Friday, October 21, 2011

EUR/USD Oct. 21 – Stays in Channel as Summit Headlines Remain Confusing

Euro dollar continues to trade choppily in a smaller range within the channel. Discussions about the crisis strategy aren’t fruitful yet, and the leaders are still scrambling to get something done, perhaps for a second summit afterwards. The calendar is relatively light, but will some news about a comprehensive solution break before the week ends?

Here’s a quick update on technicals, fundamentals and what’s going on in the markets.

EUR/USD Technicals

Asian Quiet trading under the 1.38 line..
Current range: 1.3725 to 1.38.
Further levels in both directions: Below 1.3725, 1.3650, 1.3550, 1.35, 1.34, 1.3360, 1.3285.
Above: 1.38, 1.3838, 1.39, 1.3950, 1.4030, 1.4160, 1.4282.
Note the downtrend channel which accompanies the pair. It’s getting narrower.
1.3650 is an important cushion for the current range and its role strengthened.
1.38 is only a minor line before 1.3838, which is also becoming weaker.

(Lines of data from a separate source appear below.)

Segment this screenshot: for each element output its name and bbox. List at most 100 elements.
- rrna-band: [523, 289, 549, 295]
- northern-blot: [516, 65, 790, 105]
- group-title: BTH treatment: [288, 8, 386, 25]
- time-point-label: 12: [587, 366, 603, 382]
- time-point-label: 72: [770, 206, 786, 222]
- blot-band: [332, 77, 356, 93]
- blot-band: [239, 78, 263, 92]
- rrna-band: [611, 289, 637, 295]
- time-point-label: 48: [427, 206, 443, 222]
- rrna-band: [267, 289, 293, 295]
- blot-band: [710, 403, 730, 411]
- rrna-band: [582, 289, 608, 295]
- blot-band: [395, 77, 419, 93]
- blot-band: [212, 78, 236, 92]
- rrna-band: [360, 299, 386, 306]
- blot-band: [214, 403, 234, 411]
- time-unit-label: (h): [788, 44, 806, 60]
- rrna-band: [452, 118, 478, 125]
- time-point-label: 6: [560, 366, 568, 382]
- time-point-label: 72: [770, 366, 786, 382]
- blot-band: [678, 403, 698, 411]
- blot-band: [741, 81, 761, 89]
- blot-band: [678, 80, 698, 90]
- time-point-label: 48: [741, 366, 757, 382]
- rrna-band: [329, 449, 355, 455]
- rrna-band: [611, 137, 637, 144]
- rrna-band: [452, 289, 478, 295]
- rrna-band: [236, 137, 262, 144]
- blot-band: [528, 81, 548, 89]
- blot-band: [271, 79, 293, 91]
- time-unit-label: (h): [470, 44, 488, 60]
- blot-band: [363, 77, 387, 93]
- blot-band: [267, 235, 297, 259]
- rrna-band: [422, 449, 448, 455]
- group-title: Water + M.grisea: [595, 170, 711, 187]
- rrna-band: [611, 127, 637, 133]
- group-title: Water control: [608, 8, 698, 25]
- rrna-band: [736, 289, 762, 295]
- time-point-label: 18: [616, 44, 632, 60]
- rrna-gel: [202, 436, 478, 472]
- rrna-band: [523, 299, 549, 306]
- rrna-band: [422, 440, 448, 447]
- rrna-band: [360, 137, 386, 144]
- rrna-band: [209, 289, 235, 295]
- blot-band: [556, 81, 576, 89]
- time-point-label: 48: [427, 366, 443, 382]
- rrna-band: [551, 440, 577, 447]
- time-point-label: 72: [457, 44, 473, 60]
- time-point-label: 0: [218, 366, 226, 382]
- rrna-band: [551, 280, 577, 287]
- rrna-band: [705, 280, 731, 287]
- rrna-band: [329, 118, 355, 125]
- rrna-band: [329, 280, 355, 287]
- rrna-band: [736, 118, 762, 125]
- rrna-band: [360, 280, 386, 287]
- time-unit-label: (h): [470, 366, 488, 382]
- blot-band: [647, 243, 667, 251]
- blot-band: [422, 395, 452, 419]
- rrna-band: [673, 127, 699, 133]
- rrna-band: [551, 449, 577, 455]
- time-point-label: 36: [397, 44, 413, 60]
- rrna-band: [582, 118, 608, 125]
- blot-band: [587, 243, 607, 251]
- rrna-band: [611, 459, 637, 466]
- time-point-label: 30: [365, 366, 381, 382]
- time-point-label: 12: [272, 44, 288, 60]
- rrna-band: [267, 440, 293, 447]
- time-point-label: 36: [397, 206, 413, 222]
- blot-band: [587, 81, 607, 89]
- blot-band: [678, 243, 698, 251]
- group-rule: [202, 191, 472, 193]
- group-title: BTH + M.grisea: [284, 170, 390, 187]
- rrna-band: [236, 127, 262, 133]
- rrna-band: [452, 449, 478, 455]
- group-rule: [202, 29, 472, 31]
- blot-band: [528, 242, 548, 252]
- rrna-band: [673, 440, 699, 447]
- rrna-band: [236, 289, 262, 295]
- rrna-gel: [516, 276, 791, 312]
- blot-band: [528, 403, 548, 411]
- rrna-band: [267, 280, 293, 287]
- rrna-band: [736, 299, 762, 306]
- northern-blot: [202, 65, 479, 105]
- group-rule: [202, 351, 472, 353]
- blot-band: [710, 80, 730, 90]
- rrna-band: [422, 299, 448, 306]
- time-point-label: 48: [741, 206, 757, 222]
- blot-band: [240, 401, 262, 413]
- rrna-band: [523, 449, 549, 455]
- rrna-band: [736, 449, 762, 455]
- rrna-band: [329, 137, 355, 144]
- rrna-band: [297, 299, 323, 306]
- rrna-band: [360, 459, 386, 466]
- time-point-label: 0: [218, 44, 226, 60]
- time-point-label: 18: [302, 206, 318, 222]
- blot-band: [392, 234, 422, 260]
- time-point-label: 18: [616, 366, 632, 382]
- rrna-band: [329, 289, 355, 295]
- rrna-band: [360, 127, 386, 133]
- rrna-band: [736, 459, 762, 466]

Euro/Dollar trades in channel - click on the graph to enlarge.

EUR/USD Fundamentals

8:00 German Ifo Business Climate. Exp. 106.3. Actual 106.4. No big surprises here, but still a deterioration.
17:00 US FOMC member Narayana Kocherlakota talks.
17:20 US FOMC member Richard Fisher talks.
19:00 US FOMC member Janet Yellen talks.

* All times are GMT.

For more events later in the week, see the Euro to dollar forecast

EUR/USD Sentiment

EFSF Scrambling: The leaders of Germany and France are trying to come up with something towards the summit on Sunday, October 23rd, before the bigger G-20 summit which begins on November 3rd. According to denied reports, there is a significant gap. One of the ideas on the table is to postpone the summit or have a second one on Wednesday, October 26th. They know that time is running out before the G-20 summit, when The Plan of a Greek default at the beginning of November is set to happen. Currently the long list of confusing reports just adds to the choppiness.
Greek parliament approves austerity again: A two-day general strike, and massive protests of which some turned violent didn’t stop the parliament from approving more austerity. Also in Greece, a report that 200 billion euros had fled the country adds pressure on the banking system, which has a shortage in cash and is exposed to Greek sovereign debt.
France’s rating in danger: After Moody’s slashed Spain’s credit rating to A1, more than expected and Slovakia was downgraded, S&P talks about downgrading France as aid to its leveraged banks looms over Europe’s second largest country.
Trouble in Portugal: Spain’s neighbor has a significant hole in its budget which it is now trying to fix. This sounds too familiar to Greece.
US Situation Improving: The huge leap in the Philly Fed Index was great news, but with the current focus on the debt crisis, it was ignored. This joined the excellent retail sales report from the US convinced many that the US will avoid recession, at least in Q3. QE3 is away from the table, and we’ll probably hear more about that from the 3 Fed officials that will speak late in the day.